The Jellinek Curve is named after a Hungarian American biostastician who began working in addiction science in the 1930’s. It was during that time that he began managing the Carnegie Project, otherwise known as the first grant award given to the Research Council On The Problems Of Alcohol. A few years later, Jellinek went on to work for the Yale Center For Alcohol Research. His work in the field of alcohol and addiction science helped define the relationship between alcohol and society, and role of science in society in general.

In 1946, Jellinek published a paper on the phases of alcoholism based on a 36 question survey that was printed in an Alcoholics Anonymous newspaper. From the data he gathered out of that survey, Jellinek presented the idea that there are basic phases of alcoholism that every alcoholic goes through in their lives. The first phase begins when a person gets drunk for the first time. Soon they may begin drinking every weekend, which may then escalate to drinking during the week to get by. A more advanced stage of alcoholism begins when a person drinks during the day or goes on drinking sprees. Jellinek’s paper also included an alcoholic’s lowest point, otherwise known as “hitting a bottom”, when they begin to realize the negative effects of drinking on their lives through experiencing some kind of loss.

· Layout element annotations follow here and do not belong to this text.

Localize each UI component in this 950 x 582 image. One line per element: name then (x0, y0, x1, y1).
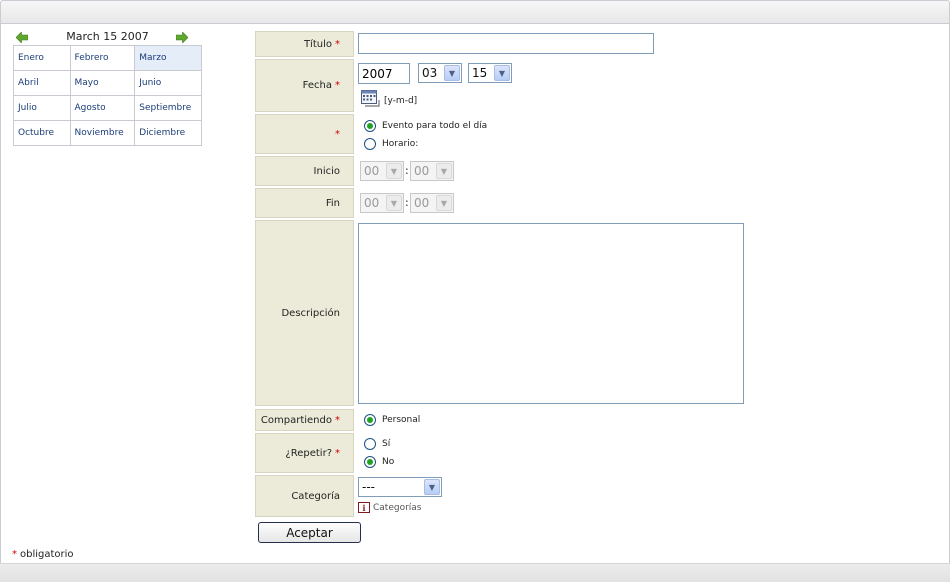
fin-minute-value: 00 (414, 196, 430, 210)
time-separator: : (405, 196, 409, 209)
chevron-down-icon: ▼ (494, 65, 510, 81)
fecha-day-select[interactable]: 15 ▼ (468, 63, 512, 83)
fecha-day-value: 15 (472, 66, 488, 80)
chevron-down-icon: ▼ (436, 195, 452, 211)
radio-selected[interactable] (364, 414, 376, 426)
inicio-minute-value: 00 (414, 164, 430, 178)
fecha-label: Fecha * (255, 59, 354, 112)
fin-hour-select[interactable]: 00 ▼ (360, 193, 404, 213)
required-mark: * (335, 447, 340, 459)
repetir-si-option[interactable]: Sí (364, 438, 390, 450)
required-footnote: * obligatorio (12, 549, 74, 560)
chevron-down-icon: ▼ (444, 65, 460, 81)
titulo-label: Título * (255, 31, 354, 57)
required-note-text: obligatorio (20, 549, 74, 560)
required-mark: * (335, 414, 340, 426)
chevron-down-icon: ▼ (424, 479, 440, 495)
radio-selected[interactable] (364, 120, 376, 132)
fecha-month-select[interactable]: 03 ▼ (418, 63, 462, 83)
repetir-label: ¿Repetir? * (255, 433, 354, 473)
descripcion-textarea[interactable] (358, 223, 744, 404)
allday-option-label: Evento para todo el día (382, 121, 488, 131)
month-row: Octubre Noviembre Diciembre (13, 120, 202, 146)
month-cell-selected[interactable]: Marzo (134, 45, 202, 71)
month-cell[interactable]: Julio (13, 95, 71, 121)
inicio-hour-select[interactable]: 00 ▼ (360, 161, 404, 181)
fecha-month-value: 03 (422, 66, 438, 80)
month-cell[interactable]: Diciembre (134, 120, 202, 146)
categorias-link-row[interactable]: i Categorías (358, 502, 422, 513)
required-mark: * (12, 549, 17, 560)
repetir-si-label: Sí (382, 439, 391, 449)
required-mark: * (335, 38, 340, 50)
date-format-hint: [y-m-d] (384, 96, 418, 106)
fin-label: Fin (255, 188, 354, 218)
inicio-label-text: Inicio (313, 165, 340, 177)
inicio-hour-value: 00 (364, 164, 380, 178)
categoria-label: Categoría (255, 475, 354, 517)
repetir-no-option[interactable]: No (364, 456, 394, 468)
month-cell[interactable]: Noviembre (69, 120, 136, 146)
categorias-link[interactable]: Categorías (373, 503, 422, 513)
month-row: Enero Febrero Marzo (13, 45, 202, 71)
categoria-select[interactable]: --- ▼ (358, 477, 442, 497)
personal-option-label: Personal (382, 415, 421, 425)
month-calendar: March 15 2007 Enero Febrero Marzo Abril … (13, 30, 202, 146)
horario-option[interactable]: Horario: (364, 138, 418, 150)
month-cell[interactable]: Enero (13, 45, 71, 71)
arrow-right-icon[interactable] (176, 32, 188, 43)
time-separator: : (405, 164, 409, 177)
repetir-no-label: No (382, 457, 395, 467)
month-cell[interactable]: Agosto (69, 95, 136, 121)
month-row: Julio Agosto Septiembre (13, 95, 202, 121)
month-cell[interactable]: Junio (134, 70, 202, 96)
repetir-label-text: ¿Repetir? (285, 447, 332, 459)
personal-option[interactable]: Personal (364, 414, 420, 426)
window-top-bar (0, 0, 950, 24)
window-bottom-bar (0, 563, 950, 582)
chevron-down-icon: ▼ (386, 195, 402, 211)
fin-minute-select[interactable]: 00 ▼ (410, 193, 454, 213)
titulo-input[interactable] (358, 33, 654, 54)
info-icon: i (358, 502, 370, 513)
radio-unselected[interactable] (364, 138, 376, 150)
chevron-down-icon: ▼ (436, 163, 452, 179)
inicio-minute-select[interactable]: 00 ▼ (410, 161, 454, 181)
fecha-year-input[interactable] (358, 63, 410, 84)
month-cell[interactable]: Abril (13, 70, 71, 96)
required-mark: * (335, 80, 340, 91)
month-grid: Enero Febrero Marzo Abril Mayo Junio Jul… (13, 45, 202, 146)
aceptar-button[interactable]: Aceptar (258, 522, 361, 543)
month-row: Abril Mayo Junio (13, 70, 202, 96)
fecha-label-text: Fecha (302, 80, 332, 91)
calendar-nav: March 15 2007 (13, 30, 202, 45)
chevron-down-icon: ▼ (386, 163, 402, 179)
month-cell[interactable]: Mayo (69, 70, 136, 96)
time-mode-label: * (255, 114, 354, 154)
titulo-label-text: Título (303, 38, 332, 50)
categoria-label-text: Categoría (291, 490, 340, 502)
descripcion-label-text: Descripción (281, 307, 340, 319)
month-cell[interactable]: Febrero (69, 45, 136, 71)
descripcion-label: Descripción (255, 220, 354, 406)
calendar-icon[interactable] (360, 88, 381, 108)
inicio-label: Inicio (255, 156, 354, 186)
month-cell[interactable]: Octubre (13, 120, 71, 146)
horario-option-label: Horario: (382, 139, 419, 149)
radio-selected[interactable] (364, 456, 376, 468)
compartiendo-label-text: Compartiendo (260, 414, 332, 426)
calendar-title: March 15 2007 (66, 30, 149, 43)
required-mark: * (335, 128, 340, 140)
compartiendo-label: Compartiendo * (255, 409, 354, 431)
allday-option[interactable]: Evento para todo el día (364, 120, 487, 132)
fin-label-text: Fin (325, 197, 340, 209)
window-left-border (0, 24, 1, 564)
categoria-value: --- (362, 480, 375, 494)
fin-hour-value: 00 (364, 196, 380, 210)
month-cell[interactable]: Septiembre (134, 95, 202, 121)
radio-unselected[interactable] (364, 438, 376, 450)
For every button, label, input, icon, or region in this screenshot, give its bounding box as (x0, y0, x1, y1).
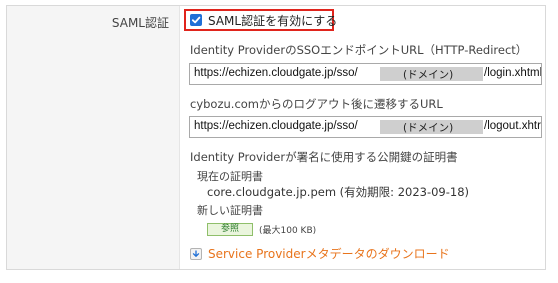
browse-button[interactable]: 参照 (207, 223, 253, 236)
sso-url-suffix: /login.xhtml (484, 67, 542, 79)
current-certificate-value: core.cloudgate.jp.pem (有効期限: 2023-09-18) (207, 185, 470, 199)
enable-saml-label: SAML認証を有効にする (208, 13, 338, 28)
arrow-down-icon (192, 249, 200, 257)
download-metadata-label: Service Providerメタデータのダウンロード (208, 247, 450, 261)
sso-url-title: Identity ProviderのSSOエンドポイントURL（HTTP-Red… (190, 43, 528, 57)
new-certificate-label: 新しい証明書 (197, 204, 263, 217)
current-certificate-label: 現在の証明書 (197, 170, 263, 183)
checkmark-icon (191, 16, 201, 24)
logout-url-prefix: https://echizen.cloudgate.jp/sso/ (194, 120, 358, 132)
logout-url-domain-placeholder: (ドメイン) (403, 122, 454, 134)
sso-url-domain-placeholder: (ドメイン) (403, 69, 454, 81)
logout-url-input[interactable]: https://echizen.cloudgate.jp/sso/ (ドメイン)… (189, 116, 542, 138)
enable-saml-checkbox[interactable]: SAML認証を有効にする (184, 9, 338, 31)
logout-url-title: cybozu.comからのログアウト後に遷移するURL (190, 97, 443, 111)
logout-url-suffix: /logout.xhtr (484, 120, 541, 132)
saml-settings-panel: SAML認証 SAML認証を有効にする Identity ProviderのSS… (6, 5, 546, 270)
saml-settings-content: SAML認証を有効にする Identity ProviderのSSOエンドポイン… (180, 6, 545, 269)
download-icon (190, 247, 202, 260)
sso-url-input[interactable]: https://echizen.cloudgate.jp/sso/ (ドメイン)… (189, 63, 542, 85)
certificate-title: Identity Providerが署名に使用する公開鍵の証明書 (190, 150, 458, 164)
label-column: SAML認証 (7, 6, 180, 269)
checkbox-checked-icon[interactable] (190, 14, 202, 26)
max-size-note: (最大100 KB) (259, 226, 317, 236)
sso-url-prefix: https://echizen.cloudgate.jp/sso/ (194, 67, 358, 79)
saml-section-label: SAML認証 (111, 16, 169, 30)
download-metadata-link[interactable]: Service Providerメタデータのダウンロード (190, 245, 450, 262)
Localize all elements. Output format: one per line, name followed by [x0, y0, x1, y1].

Early critics of Jellinek’s theory pointed out that his research was conducted on a very small group of participants (only 158 of the total 1,600 surveys were used and women were not included in the results). Yet despite this low number, Jellinek felt that his research would lead to bigger things. His study was important because it began moving the notion of alcoholism away from being a moral issue, toward being a scientific one.

Jellinek continued to work on his theory for the next several years, refining the original phases of alcoholism to into four more distinct ones. These phases made a distinction between socially motivated drinking and psychologically driven drinking. After those phases, dependence on alcohol takes place and then the eventual decay of one’s quality of life that is inevitable.

The most recent form of the Jellinek Curve was refined sometime in the 1950’s by a British psychiatrist named Max Glatt who noticed similar patterns among his alcoholic patients. Glatt decided to include the recovery process in his refinement of the Jellinek Curve. According to the curve, after struggling with the physical, mental, and social effects of alcoholism an alcoholic can make an honest attempt at seeking help. It is then that they can begin to understand alcoholism as an illness, examine themselves, begin treatment, learn new coping skills, and begin a new life of sobriety. This version of the curve has continued to be a helpful tool for anyone in recovery who wishes to understand their experience as an alcoholic.